Many of the CCG cavalry that had been riding to the rescue of the NHS accountants clutching their underspends, have suddenly gone lame.
As the Health Service Journal reported: “The figures released today (March 30) show that the financial position of the CCGs has worsened by £180m – nearly 50 per cent – in just two months, with approximately a third of groups predicting an overspend at the end of February.” (Wiltshire CCG is not among those predicting an end of year deficit.)

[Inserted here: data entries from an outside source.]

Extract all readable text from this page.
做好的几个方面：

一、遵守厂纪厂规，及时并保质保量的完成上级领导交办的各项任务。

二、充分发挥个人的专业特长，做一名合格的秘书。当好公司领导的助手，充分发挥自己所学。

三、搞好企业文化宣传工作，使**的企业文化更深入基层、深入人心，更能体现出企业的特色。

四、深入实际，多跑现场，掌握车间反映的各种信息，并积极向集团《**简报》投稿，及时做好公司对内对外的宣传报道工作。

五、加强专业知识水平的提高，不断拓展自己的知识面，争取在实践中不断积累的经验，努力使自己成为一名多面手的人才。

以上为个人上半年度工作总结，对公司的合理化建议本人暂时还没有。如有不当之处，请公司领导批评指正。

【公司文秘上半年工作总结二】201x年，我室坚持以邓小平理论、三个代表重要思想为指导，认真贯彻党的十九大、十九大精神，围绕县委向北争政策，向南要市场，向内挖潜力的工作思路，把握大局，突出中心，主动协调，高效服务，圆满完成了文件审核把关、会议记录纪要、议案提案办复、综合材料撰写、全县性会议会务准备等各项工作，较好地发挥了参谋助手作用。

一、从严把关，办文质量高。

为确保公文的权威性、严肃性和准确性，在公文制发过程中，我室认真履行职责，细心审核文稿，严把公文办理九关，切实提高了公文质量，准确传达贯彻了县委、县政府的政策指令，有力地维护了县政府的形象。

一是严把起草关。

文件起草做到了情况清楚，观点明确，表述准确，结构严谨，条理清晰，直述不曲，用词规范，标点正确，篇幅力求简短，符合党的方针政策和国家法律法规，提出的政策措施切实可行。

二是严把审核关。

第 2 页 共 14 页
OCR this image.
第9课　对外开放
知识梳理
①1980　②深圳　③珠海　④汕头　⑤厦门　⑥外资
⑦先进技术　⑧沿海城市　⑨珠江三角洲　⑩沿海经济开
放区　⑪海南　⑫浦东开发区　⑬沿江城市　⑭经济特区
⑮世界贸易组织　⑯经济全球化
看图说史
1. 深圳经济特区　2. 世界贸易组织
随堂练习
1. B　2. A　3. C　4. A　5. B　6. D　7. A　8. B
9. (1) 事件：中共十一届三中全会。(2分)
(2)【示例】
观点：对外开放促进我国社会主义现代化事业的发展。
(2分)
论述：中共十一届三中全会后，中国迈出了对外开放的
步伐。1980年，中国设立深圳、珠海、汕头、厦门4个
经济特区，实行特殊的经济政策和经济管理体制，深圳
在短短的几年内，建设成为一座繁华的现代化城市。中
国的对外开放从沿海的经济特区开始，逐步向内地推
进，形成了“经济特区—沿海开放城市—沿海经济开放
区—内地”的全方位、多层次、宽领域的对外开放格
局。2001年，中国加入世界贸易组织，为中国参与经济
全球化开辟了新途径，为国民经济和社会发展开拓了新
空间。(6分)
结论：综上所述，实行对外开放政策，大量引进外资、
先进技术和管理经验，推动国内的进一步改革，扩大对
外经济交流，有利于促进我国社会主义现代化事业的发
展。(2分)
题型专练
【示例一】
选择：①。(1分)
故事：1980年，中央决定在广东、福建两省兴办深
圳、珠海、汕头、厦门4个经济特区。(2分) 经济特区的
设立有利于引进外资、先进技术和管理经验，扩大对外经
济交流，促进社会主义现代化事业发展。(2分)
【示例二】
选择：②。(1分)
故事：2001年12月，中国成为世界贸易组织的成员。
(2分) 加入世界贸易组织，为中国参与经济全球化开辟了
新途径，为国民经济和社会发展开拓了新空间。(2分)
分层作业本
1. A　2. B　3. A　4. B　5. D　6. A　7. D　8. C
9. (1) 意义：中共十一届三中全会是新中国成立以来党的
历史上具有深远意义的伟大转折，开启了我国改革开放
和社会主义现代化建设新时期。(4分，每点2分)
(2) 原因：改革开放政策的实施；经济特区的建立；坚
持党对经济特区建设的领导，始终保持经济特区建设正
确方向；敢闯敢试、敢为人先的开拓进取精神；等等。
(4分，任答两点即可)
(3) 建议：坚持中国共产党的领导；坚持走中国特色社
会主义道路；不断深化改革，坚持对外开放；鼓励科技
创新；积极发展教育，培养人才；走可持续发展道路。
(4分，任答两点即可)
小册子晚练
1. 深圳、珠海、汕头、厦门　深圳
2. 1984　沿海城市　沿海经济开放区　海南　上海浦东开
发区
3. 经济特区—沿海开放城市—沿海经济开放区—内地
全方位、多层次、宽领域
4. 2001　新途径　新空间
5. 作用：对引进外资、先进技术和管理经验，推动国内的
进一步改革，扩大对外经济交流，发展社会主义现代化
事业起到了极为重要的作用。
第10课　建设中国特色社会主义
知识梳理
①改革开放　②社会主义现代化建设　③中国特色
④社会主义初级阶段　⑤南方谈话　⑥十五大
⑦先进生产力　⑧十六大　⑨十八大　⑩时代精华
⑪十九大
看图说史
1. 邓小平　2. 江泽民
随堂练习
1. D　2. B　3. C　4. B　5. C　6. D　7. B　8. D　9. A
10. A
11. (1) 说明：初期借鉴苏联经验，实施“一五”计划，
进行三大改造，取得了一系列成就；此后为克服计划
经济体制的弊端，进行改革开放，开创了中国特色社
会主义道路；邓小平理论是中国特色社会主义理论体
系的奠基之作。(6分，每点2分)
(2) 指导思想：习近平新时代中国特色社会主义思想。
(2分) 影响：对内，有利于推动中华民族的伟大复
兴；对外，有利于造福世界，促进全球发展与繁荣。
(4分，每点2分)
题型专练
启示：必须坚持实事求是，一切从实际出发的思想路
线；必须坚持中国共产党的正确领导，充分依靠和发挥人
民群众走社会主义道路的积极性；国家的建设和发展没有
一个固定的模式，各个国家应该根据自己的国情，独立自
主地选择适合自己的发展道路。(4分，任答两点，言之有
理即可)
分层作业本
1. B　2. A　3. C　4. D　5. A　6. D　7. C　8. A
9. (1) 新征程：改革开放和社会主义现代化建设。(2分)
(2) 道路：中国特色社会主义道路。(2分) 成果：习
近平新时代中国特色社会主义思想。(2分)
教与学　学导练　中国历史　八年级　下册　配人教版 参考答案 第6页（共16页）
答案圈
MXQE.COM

Now it looks as though all the CCGs’ £800m-that’s-not-allowed-to-be-spent may only just bridge the gap. It is going to be a very close run thing – or as NHS England’s finance director put it: “tantalisingly close”.
Unless the March figures show some serious depletion of funds following February’s very high demands for treatment, the result across the whole NHS system could show it is in the black by £34m. Not at all bad out of a total 2016-2017 NHS budget of £120 billion.
The NHS has reached a financial ‘precipice’ point just as it is about to plunge over the Brexit precipice. As we have reported, the already perilous staffing crisis is threatened with a catastrophic departure of EU clinical and care workers.
And talking of Brexit, that £34m figure is, of course, less than 10 per cent of the post Brexit bonanza the NHS was to expect once we have left the EU – remember the ‘Vote Leave’ bus and its extra £350m a week for the NHS?